No segundo, o desafio é maior, há temas definidos e precisam conectar fatos históricos e produção científica. “Eles precisam analisar um tema da época que estão estudando em História, como a 2.ª Guerra Mundial, e ligar aos inventos dos cientistas que estudaram nas aulas de Ciências”, explicou o professor de Artes do Bandeirantes, Pedro Cardoso Leão.

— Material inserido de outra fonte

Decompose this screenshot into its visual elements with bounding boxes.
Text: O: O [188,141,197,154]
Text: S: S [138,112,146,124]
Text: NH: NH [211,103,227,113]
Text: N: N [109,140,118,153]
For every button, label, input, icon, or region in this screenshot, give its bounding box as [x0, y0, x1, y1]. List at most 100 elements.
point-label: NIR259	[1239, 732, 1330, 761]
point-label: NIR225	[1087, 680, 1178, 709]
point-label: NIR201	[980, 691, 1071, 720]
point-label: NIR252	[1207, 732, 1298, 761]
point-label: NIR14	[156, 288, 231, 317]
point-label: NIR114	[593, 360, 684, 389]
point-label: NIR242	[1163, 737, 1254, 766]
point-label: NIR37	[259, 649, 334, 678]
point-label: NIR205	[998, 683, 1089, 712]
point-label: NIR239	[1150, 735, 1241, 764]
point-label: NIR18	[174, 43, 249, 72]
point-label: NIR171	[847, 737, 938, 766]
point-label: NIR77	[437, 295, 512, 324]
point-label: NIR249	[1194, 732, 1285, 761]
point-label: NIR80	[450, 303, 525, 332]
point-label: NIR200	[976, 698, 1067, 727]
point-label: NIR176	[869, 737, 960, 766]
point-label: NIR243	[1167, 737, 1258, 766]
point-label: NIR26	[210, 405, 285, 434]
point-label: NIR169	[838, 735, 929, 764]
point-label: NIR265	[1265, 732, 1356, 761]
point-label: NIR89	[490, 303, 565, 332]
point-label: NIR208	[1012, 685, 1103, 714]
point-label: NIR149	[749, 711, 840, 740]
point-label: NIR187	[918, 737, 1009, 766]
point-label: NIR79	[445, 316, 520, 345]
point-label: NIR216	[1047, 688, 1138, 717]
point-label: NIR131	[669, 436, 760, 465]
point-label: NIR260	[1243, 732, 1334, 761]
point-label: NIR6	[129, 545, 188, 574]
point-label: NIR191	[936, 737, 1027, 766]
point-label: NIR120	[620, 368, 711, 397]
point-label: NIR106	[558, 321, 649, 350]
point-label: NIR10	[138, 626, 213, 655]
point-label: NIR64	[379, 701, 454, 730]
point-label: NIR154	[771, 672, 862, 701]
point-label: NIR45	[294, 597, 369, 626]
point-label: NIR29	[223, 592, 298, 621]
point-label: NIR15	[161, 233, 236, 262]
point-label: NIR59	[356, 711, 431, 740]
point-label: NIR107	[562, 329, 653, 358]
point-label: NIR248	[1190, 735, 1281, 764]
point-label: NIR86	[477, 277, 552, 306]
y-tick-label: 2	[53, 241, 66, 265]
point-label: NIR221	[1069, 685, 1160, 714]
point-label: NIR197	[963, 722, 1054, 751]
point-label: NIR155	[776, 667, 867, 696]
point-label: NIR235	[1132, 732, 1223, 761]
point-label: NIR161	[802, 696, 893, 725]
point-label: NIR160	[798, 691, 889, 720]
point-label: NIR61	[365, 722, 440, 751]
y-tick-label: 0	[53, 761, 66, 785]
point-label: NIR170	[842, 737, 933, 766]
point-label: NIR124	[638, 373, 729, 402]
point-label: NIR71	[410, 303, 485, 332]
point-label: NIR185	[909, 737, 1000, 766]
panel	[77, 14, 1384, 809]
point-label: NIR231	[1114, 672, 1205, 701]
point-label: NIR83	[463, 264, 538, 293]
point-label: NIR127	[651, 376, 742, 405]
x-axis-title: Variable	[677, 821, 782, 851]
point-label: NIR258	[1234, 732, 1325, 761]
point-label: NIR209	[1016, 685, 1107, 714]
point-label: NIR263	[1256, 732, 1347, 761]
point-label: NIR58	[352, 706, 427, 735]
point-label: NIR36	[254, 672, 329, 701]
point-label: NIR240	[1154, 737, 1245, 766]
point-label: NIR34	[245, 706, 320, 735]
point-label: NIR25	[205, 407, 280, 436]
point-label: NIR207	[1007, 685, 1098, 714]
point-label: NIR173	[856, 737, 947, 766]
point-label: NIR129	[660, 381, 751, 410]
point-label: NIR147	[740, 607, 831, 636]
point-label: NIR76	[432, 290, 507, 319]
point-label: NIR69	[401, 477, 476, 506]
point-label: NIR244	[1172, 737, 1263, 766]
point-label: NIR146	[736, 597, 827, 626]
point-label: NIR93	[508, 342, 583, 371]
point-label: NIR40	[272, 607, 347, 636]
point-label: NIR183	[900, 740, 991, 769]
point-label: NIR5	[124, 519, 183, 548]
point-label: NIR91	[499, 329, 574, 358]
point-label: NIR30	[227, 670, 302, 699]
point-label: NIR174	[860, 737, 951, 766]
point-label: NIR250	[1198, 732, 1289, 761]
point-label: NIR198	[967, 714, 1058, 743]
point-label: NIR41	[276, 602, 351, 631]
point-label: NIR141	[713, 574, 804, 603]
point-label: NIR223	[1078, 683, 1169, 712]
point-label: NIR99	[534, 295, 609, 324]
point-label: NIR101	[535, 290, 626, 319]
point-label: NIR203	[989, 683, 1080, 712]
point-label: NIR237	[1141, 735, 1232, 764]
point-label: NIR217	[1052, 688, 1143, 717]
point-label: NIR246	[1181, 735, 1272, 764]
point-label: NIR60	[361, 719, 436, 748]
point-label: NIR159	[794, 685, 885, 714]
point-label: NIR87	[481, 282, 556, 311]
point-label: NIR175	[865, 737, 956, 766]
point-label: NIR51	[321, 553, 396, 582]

A avaliação do trabalho é feita separadamente. “Em Artes, analisamos figurino, filmagem e edição; nas outras, o conteúdo. O aluno pode ir mal em uma parte e bem na outra”, explicou Leão. Apesar de a proposta ser focada nas disciplinas, o professor destaca que os estudantes começam a tomar gosto pelo cinema. Ao longo do ano, eles têm contato com quatro obras: Tempos Modernos (Charlie Chaplin); 2001, Uma Odisseia No Espaço (Stanley Kubrick); Sonhos (Akira Kurasawa) e Romeu e Julieta (Franco Zeffirelli). “Explicamos a eles que existe uma diferença de linguagem entre esses filmes e o que os alunos assistem hoje, com cenas mais rápidas e curtas.”
Acesso ao mundo.O contato mais próximo com a cidade e com a produção dos trabalhos fez os alunos terem mais interesse em assistir às aulas. “Conseguimos ter mais acesso ao mundo real, não ficamos fechados só na matéria”, comentou a estudante do Santo Américo Mariana Cordeiro, de 14 anos. O documentário da aluna, ainda em produção, vai abordar a violência em festas e baladas de jovens na capital. “É uma realidade que está próxima da gente”, disse.